Significance to Literature:

Author identifies problems and solutions to CMS’ use of PSI-90 in pay-for-performance programs

 

(354) Damberg CL, Elliott MN, Ewing BA. Pay-for-performance schemes that use patient and provider categories would reduce payment disparities. Health Affairs. 2015 Jan;34(1):134-42. doi: 10.1377/hlthaff.2014.0386.

PMID: 25561654

Summary:

  • Providers caring for a disproportionately disadvantaged patient population often have lower quality measures and decreased compensation
  • Authors proposed and evaluated an alternative performance-based payment model by “post-adjusting” provider payments based on patient characteristics such as income, race/ethnicity, and region.
  • Clinics were segmented into “disadvantaged, intermediate, and advantaged provider organizations” according to the populations they served.
  • Post-adjustment strategy doubled payments to disadvantaged provider groups and reduced payment disparities

Significance to Literature:

Post-adjusted provider payments could align goals of disparity reduction and quality improvement.

 

(442) Petersen et al. Impact of a Pay-for-Performance Program on Care for Black Patients with Hypertension: Important Answers in the Era of the Affordable Care Act. Health Serv Res. 2016 Jun 22. doi: 10.1111/1475-6773.12517. [Epub ahead of print]

PMID: 27329344

Summary:

  • Data was collected between 2007 and 2009 from Veterans Affairs (VA) physicians to evaluate the effect of P4P on the quality of hypertension care for black patients and risk selection
    • The study was nested within a randomized control trial for assessing the impact of P4P on hypertension care in the VA primary care setting
    • Physician-level incentives, practice-level incentives, and a combination of both were used for the incentive arm of the larger study but were combined in this particular evaluation
    • Participants received feedback and potential monetary rewards every four months for 20 months, with an average compensation of $2,744 over the course of the study
    • Risk selection was determined by the evaluating the proportion of patients who switched providers, patient visit frequency, and primary care panel turnover
  • The proportion of black patients meeting blood pressure goals or receiving an appropriate clinical response to uncontrolled blood pressure (both based on JNC 7 hypertension guidelines) increased by 6.3% from baseline with physicians receiving financial incentives compared to control physicians
  • There was no difference between patient groups in terms of provider switching, visit frequency, or panel turnover

Significance to Literature:

Evidence that P4P can improve blood pressure control for black patients without producing risk selection

 

(465) Roberts, Zaslavsky, Barnett, et al.

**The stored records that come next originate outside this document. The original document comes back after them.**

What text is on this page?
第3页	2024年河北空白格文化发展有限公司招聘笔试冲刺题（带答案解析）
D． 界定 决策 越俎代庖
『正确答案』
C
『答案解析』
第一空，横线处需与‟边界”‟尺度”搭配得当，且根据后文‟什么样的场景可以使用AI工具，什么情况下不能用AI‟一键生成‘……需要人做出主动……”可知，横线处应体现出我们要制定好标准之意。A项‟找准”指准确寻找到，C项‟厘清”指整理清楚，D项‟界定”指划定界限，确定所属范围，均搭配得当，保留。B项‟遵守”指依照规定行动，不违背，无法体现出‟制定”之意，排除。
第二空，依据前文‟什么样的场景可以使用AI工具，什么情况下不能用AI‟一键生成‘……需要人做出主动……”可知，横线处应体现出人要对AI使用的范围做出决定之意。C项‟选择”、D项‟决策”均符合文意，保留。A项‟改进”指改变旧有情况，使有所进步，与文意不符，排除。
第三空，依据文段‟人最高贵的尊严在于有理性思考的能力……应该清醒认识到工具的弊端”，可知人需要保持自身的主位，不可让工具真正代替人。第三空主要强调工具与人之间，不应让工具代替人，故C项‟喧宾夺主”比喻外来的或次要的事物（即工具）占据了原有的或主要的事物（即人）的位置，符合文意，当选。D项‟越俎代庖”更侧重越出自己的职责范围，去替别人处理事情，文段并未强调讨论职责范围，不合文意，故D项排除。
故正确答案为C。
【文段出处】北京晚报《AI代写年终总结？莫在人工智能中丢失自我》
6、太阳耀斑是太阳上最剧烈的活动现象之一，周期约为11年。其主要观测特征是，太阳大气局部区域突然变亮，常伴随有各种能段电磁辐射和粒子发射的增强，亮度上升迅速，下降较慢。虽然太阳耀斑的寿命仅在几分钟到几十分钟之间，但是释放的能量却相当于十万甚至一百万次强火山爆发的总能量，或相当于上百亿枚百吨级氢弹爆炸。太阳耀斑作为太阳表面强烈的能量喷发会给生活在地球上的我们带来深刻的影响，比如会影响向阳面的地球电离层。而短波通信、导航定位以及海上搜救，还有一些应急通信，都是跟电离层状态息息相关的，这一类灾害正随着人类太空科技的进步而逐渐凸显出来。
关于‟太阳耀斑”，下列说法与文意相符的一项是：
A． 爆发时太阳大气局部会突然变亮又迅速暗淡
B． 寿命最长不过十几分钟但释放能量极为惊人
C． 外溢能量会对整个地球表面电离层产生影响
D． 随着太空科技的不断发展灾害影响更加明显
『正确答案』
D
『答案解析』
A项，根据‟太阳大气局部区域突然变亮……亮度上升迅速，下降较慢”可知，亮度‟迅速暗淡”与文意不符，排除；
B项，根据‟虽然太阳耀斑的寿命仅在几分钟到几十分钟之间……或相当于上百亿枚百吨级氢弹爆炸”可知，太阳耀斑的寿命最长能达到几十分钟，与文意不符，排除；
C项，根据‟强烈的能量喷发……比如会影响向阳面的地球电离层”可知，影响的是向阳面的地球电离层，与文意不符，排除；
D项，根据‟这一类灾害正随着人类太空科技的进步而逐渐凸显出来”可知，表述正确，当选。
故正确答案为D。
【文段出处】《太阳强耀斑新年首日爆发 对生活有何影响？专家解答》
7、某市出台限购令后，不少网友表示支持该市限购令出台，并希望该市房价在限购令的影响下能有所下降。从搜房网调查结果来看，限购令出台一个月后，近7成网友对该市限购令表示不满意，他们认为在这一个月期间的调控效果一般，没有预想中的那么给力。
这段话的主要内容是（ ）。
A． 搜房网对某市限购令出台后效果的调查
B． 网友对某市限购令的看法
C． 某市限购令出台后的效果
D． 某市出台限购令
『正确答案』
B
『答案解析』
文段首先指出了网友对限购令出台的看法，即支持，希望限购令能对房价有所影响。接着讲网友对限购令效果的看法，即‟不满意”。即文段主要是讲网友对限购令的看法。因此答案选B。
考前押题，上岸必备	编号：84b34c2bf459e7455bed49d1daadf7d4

Assessment of the Effect of Adjustment for Patient Characteristics on Hospital Readmission Rates: Implications for Pay for Performance. JAMA Internal Medicine. 2018

PMID:  30242346

Summary:

  • Observational study of 2013-2014 Medicare claims and US Census data aimed at determining if differences in hospital readmission rates are attributable to patient characteristics not currently used in Medicare’s Hospital Readmission Reduction Program (HRRP)
  • Compared all-cause readmission within 30 days of discharge with and without adjustment for additional clinical and social characteristics, including cumulative chronic disease burden, dual enrollment in Medicaid, educational attainment, and household income
  • Adjusting for these additional variables reduced variation in readmission rates across hospitals and had a significant effect on expected penalties for hospitals primarily serving vulnerable patient populations

Significance to Literature:

Findings demonstrate that, as currently constructed, the Medicare HRRP “penalizes hospitals to some extent for serving poorer and sicker patients,” and that P4P programs can have unintended negative consequences if risk adjustment is inadequate.